Die Sowjetunion schickte 1952 zum ersten Mal Athleten zu den Olympischen Spielen. Seitdem schickte sie 18 Mannschaften zu den Spielen. Bei sieben der neun Mal bei den Olympischen Sommerspielen belegte die Mannschaft bei der Gesamtzahl der gewonnenen Medaillen den ersten Platz. Bei den beiden anderen Spielen lag sie auf dem zweiten Rang. Sieben Mal stand das Team bei der Medaillenzahl an erster Stelle, bei neun Mal schickten sie Teams zu den Olympischen Winterspielen.

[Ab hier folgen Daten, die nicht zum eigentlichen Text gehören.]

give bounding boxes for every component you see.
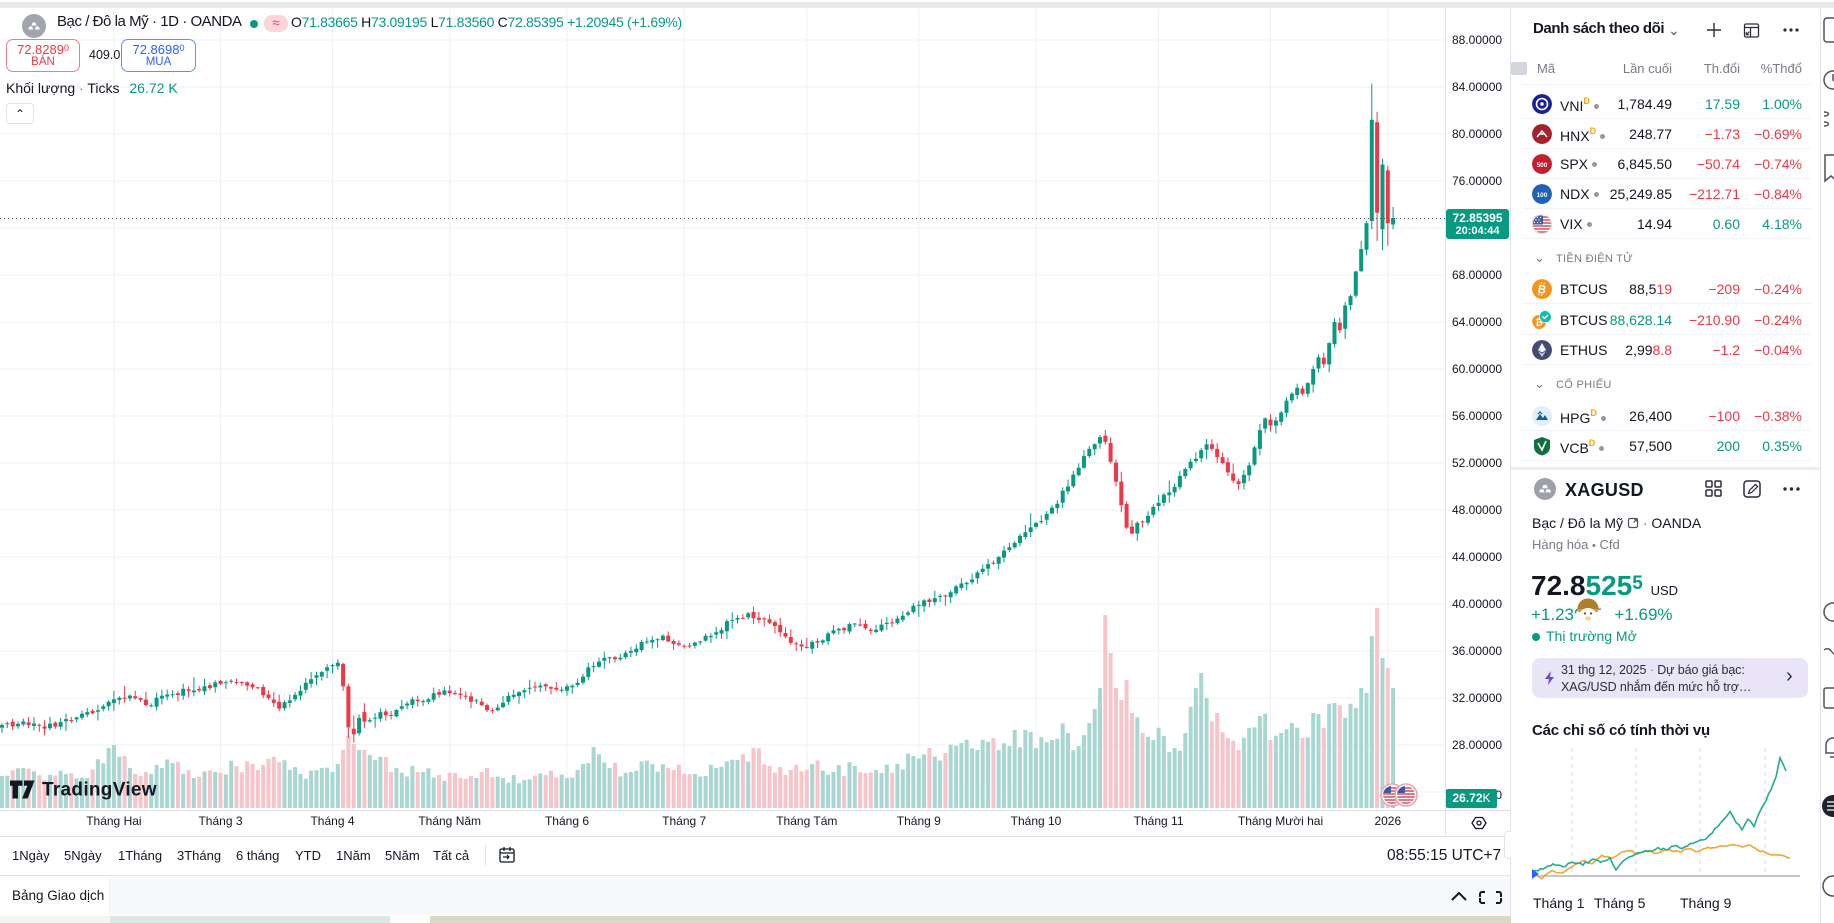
svg-text:500: 500 <box>1537 162 1548 169</box>
svg-text:B: B <box>1536 283 1547 296</box>
svg-text:TradingView: TradingView <box>42 780 157 801</box>
svg-text:₿: ₿ <box>1535 318 1542 328</box>
svg-text:100: 100 <box>1537 192 1548 199</box>
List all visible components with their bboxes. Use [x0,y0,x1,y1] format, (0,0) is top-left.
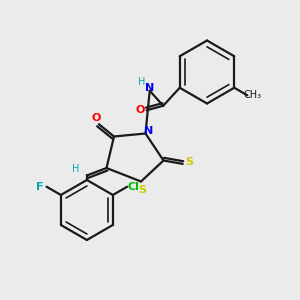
Text: Cl: Cl [127,182,139,192]
Text: S: S [185,158,193,167]
Text: F: F [36,182,44,192]
Text: N: N [145,125,154,136]
Text: CH₃: CH₃ [244,90,262,100]
Text: S: S [139,185,146,195]
Text: H: H [72,164,79,175]
Text: O: O [91,113,101,123]
Text: O: O [135,105,145,115]
Text: N: N [145,83,154,93]
Text: H: H [138,77,145,87]
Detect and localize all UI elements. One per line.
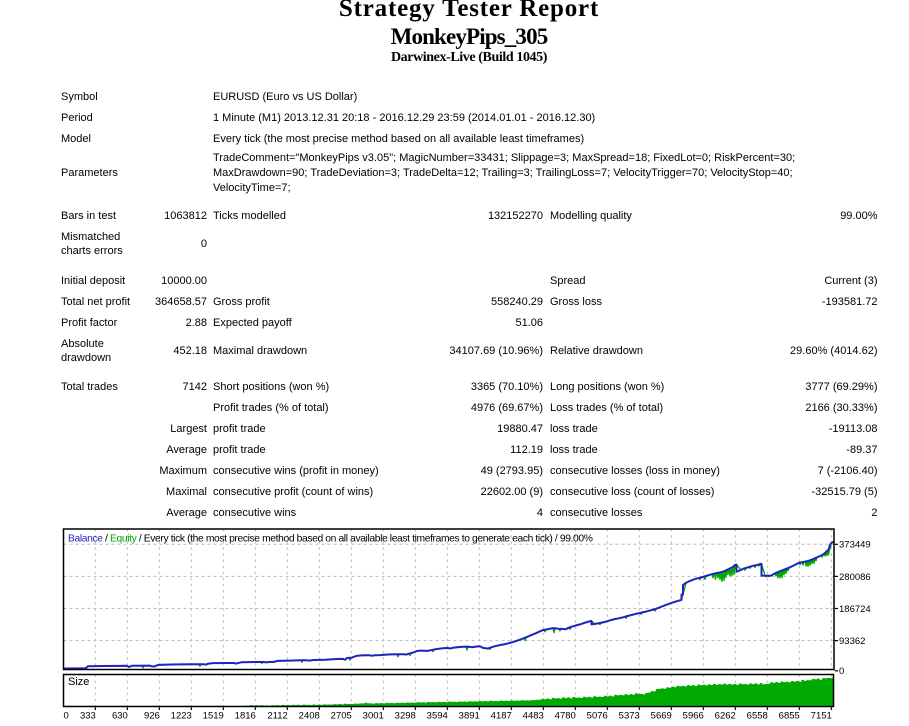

Das Olympische Komitee der UdSSR wurde am 21. April 1951 gegründet. Es wurde am 7. Mai 1951 vom IOC anerkannt.
Die Olympischen Sommerspiele 1952 in Helsinki waren die ersten Olympischen Spiele für sowjetische Athleten. Am 20. Juli 1952 wurde die erste olympische Goldmedaille für das Land von Nina Romashkova im Diskuswerfen der Frauen gewonnen. Romaschkowa stellte den neuen olympischen Rekord in dieser Disziplin auf. Die Olympischen Winterspiele 1956 in Cortina d'Ampezzo waren die ersten Olympischen Winterspiele für sowjetische Athleten. Die erste olympische Goldmedaille für die Sowjetunion wurde von Ljubow Kosyrewa im 10-Kilometer-Langlauf der Frauen gewonnen.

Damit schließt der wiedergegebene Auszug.